Marta Mandaryna "herbu Korczyc" dostarczyła nam wiele radości, wyjawiając w wywiadzie dla Vivy, że pochodzi ze "szlachty". Tak uwierzyła w swoją bajkę i księcia z halikopterem, że ogłosiła:
Moja babcia legitymuje się herbem Korczyc. Dziadkowie mieli olbrzymie połacie ziemi na Kresach. Po wojnie byli biedni, ale mimo to babcia zawsze uczyła mnie, jak zachować się przy stole, jakiego noża użyć do masła .
Jak wygląda "legitymowanie się herbem Korczyc"? Nie wiadomo, bo... nie ma "herbu Korczyc". Nie istnieje. Uwagę zwrócił na to nasz czytelnik.

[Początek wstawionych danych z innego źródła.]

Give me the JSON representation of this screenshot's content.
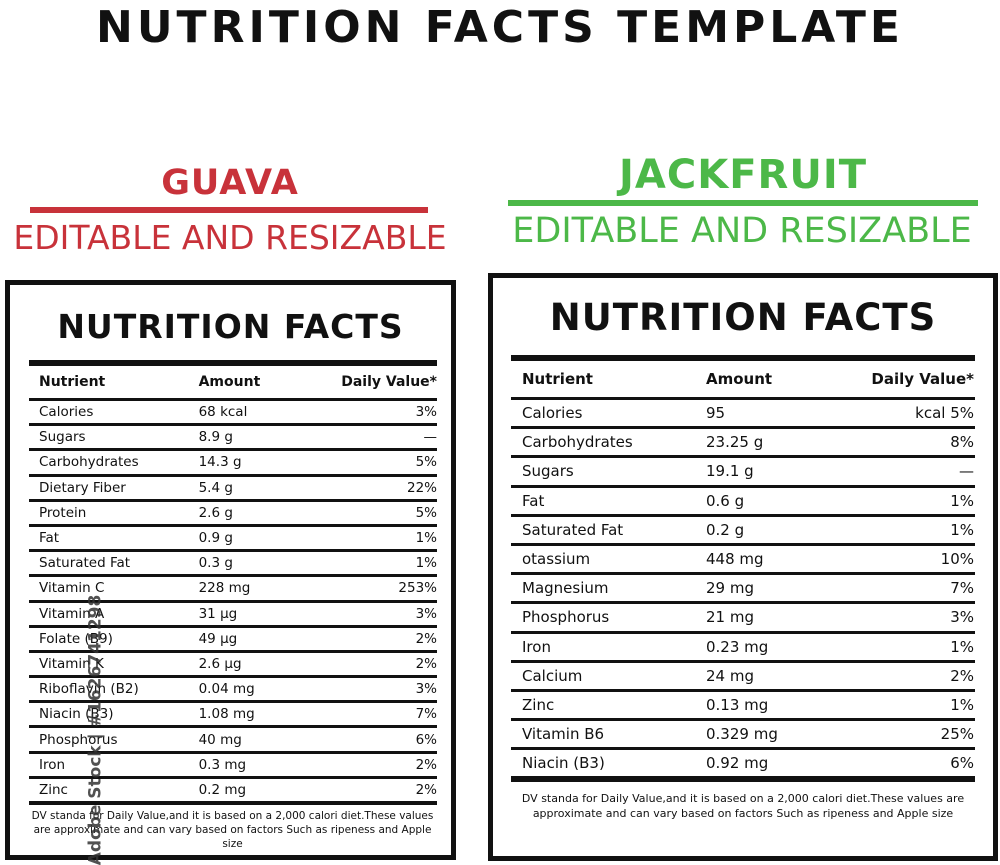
{
  "page_title": "NUTRITION FACTS TEMPLATE",
  "colors": {
    "guava": "#c8323a",
    "jackfruit": "#4cb848",
    "ink": "#111111"
  },
  "guava": {
    "name": "GUAVA",
    "subtitle": "EDITABLE AND RESIZABLE",
    "panel_title": "NUTRITION FACTS",
    "headers": {
      "nutrient": "Nutrient",
      "amount": "Amount",
      "dv": "Daily Value*"
    },
    "rows": [
      {
        "nutrient": "Calories",
        "amount": "68 kcal",
        "dv": "3%"
      },
      {
        "nutrient": "Sugars",
        "amount": "8.9 g",
        "dv": "—"
      },
      {
        "nutrient": "Carbohydrates",
        "amount": "14.3 g",
        "dv": "5%"
      },
      {
        "nutrient": "Dietary Fiber",
        "amount": "5.4 g",
        "dv": "22%"
      },
      {
        "nutrient": "Protein",
        "amount": "2.6 g",
        "dv": "5%"
      },
      {
        "nutrient": "Fat",
        "amount": "0.9 g",
        "dv": "1%"
      },
      {
        "nutrient": "Saturated Fat",
        "amount": "0.3 g",
        "dv": "1%"
      },
      {
        "nutrient": "Vitamin C",
        "amount": "228 mg",
        "dv": "253%"
      },
      {
        "nutrient": "Vitamin A",
        "amount": "31 µg",
        "dv": "3%"
      },
      {
        "nutrient": "Folate (B9)",
        "amount": "49 µg",
        "dv": "2%"
      },
      {
        "nutrient": "Vitamin K",
        "amount": "2.6 µg",
        "dv": "2%"
      },
      {
        "nutrient": "Riboflavin (B2)",
        "amount": "0.04 mg",
        "dv": "3%"
      },
      {
        "nutrient": "Niacin (B3)",
        "amount": "1.08 mg",
        "dv": "7%"
      },
      {
        "nutrient": "Phosphorus",
        "amount": "40 mg",
        "dv": "6%"
      },
      {
        "nutrient": "Iron",
        "amount": "0.3 mg",
        "dv": "2%"
      },
      {
        "nutrient": "Zinc",
        "amount": "0.2 mg",
        "dv": "2%"
      }
    ],
    "footnote": "DV standa for Daily Value,and it is based on a 2,000 calori diet.These values are approximate and can vary based on factors Such as ripeness and Apple size"
  },
  "jackfruit": {
    "name": "JACKFRUIT",
    "subtitle": "EDITABLE AND RESIZABLE",
    "panel_title": "NUTRITION FACTS",
    "headers": {
      "nutrient": "Nutrient",
      "amount": "Amount",
      "dv": "Daily Value*"
    },
    "rows": [
      {
        "nutrient": "Calories",
        "amount": "95",
        "dv": "kcal  5%"
      },
      {
        "nutrient": "Carbohydrates",
        "amount": "23.25 g",
        "dv": "8%"
      },
      {
        "nutrient": "Sugars",
        "amount": "19.1 g",
        "dv": "—"
      },
      {
        "nutrient": "Fat",
        "amount": "0.6 g",
        "dv": "1%"
      },
      {
        "nutrient": "Saturated Fat",
        "amount": "0.2 g",
        "dv": "1%"
      },
      {
        "nutrient": "otassium",
        "amount": "448 mg",
        "dv": "10%"
      },
      {
        "nutrient": "Magnesium",
        "amount": "29 mg",
        "dv": "7%"
      },
      {
        "nutrient": "Phosphorus",
        "amount": "21 mg",
        "dv": "3%"
      },
      {
        "nutrient": "Iron",
        "amount": "0.23 mg",
        "dv": "1%"
      },
      {
        "nutrient": "Calcium",
        "amount": "24 mg",
        "dv": "2%"
      },
      {
        "nutrient": "Zinc",
        "amount": "0.13 mg",
        "dv": "1%"
      },
      {
        "nutrient": "Vitamin B6",
        "amount": "0.329 mg",
        "dv": "25%"
      },
      {
        "nutrient": "Niacin (B3)",
        "amount": "0.92 mg",
        "dv": "6%"
      }
    ],
    "footnote": "DV standa for Daily Value,and it is based on a 2,000 calori diet.These values are approximate and can vary based on factors Such as ripeness and Apple size"
  },
  "watermark_side": "Adobe Stock | #1626741298"
}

Czyżby nasza artystokratka herbu "Hopa, jesteeeśśście tu?" się pomyliła? A może chodziło jej o herb Brochowicz, którym legitymuje się rodzina Korczyc? *Albo o herb Korczyk? *Takie istnieją.
Jak myślicie, czy podobnie jest z jej pięknym księciem pozującym do nowobogackich sesji z byłą żoną Wiśniewskiego?